Caso passe certo tempo, hoje cada vez mais curto, ficamos muito preocupados quando quem fica para trás, prende-se as lembranças do porto. É preciso então disparar um arsenal técnico de fármacos e intervenções psicoterapéuticas que em parte se assemelham às estratégias para o esquecimento como se a lembrança de quem partiu, fosse um corpo estranho a ser estipardo da nossa mente. Estamos perdendo a capacidade de conviver com naturalidade em relação às dores e ao sofrimento em contextos onde antes eles eram absolutamente naturais e esperados.

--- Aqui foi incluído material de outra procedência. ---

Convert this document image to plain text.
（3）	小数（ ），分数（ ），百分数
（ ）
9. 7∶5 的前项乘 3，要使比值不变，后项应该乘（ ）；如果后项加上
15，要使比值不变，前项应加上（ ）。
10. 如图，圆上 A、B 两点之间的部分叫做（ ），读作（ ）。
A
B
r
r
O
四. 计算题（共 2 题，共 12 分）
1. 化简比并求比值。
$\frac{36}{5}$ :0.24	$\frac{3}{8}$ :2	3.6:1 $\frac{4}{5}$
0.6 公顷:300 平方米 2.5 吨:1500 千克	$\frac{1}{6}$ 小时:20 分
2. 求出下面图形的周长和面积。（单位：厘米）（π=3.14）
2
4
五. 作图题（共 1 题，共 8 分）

Fiquei sabendo outro dia, que a viúva dessa história também partira. Em meio às minhas esperanças e fantasias, quero que ela tenha se reencontrado com seu companheiro, e tenha ouvido dele as seguintes palavras:

Eu ouvi naquele dia teu pranto tão sofrido e também chorei por não poder te abraçar, mas agora estamos juntos novamente e aqui, temos plena liberdade para rir, e para chorar.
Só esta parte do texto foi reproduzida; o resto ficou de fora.